Alumnus Population Studies di Florida State University ini mengatakan, media televisi adalah media yang menjadi konsumsi keluarga. Jika mereka menonton bersama-sama tayangan wajah koruptor, ada kesempatan untuk menyosialisasikan nilai-nilai antikorupsi. Nanti istrinya akan bilang, lihat Pa, itu yang korupsi ditayangkan di TV. Papa jangan berani-berani gitu ya, kita kan bisa malu, ujarnya seraya tertawa.

Demikian juga bagi anak-anak. Sejak dini mereka akan mengenal apa itu korupsi. Perlahan-lahan bawah sadar mereka akan mencerna bahwa korupsi adalah tindakan buruk dan jahat, jelasnya.

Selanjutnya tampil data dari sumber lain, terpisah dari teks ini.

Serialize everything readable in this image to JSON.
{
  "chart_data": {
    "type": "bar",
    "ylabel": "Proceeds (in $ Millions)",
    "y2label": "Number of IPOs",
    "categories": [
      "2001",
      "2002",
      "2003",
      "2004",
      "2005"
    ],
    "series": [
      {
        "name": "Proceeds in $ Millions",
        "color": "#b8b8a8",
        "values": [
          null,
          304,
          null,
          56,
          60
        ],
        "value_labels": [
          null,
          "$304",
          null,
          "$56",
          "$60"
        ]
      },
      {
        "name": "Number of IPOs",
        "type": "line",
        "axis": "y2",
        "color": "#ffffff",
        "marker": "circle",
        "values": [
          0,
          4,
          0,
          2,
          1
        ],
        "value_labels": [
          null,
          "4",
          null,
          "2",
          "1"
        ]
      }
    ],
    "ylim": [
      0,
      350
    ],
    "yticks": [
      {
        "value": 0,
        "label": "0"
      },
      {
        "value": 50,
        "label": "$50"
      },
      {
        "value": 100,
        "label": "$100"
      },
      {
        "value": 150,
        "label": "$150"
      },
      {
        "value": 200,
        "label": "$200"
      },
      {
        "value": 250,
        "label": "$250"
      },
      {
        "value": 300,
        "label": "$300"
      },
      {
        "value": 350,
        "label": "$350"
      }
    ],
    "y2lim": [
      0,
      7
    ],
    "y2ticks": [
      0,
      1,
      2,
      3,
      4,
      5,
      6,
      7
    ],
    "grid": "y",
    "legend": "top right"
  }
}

Tentang kemasan program, menurut Ade, akan lebih menarik jika interaktif. Penayangan foto disertai keterangan saja tidak cukup. Pasti lebih banyak yang mau menonton jika bentuknya lebih kreatif. Misalnya, dengan dialog, dramatisasi, atau lainnya, sarannya.

Dari catatan koran ini, raut wajah buron yang pernah menyapa pemirsa layar kaca adalah Edy Tanzil, terpidana pembobolan Bapindo Rp 1,3 triliun. Namun, itu sebatas foto dan keterangan singkat.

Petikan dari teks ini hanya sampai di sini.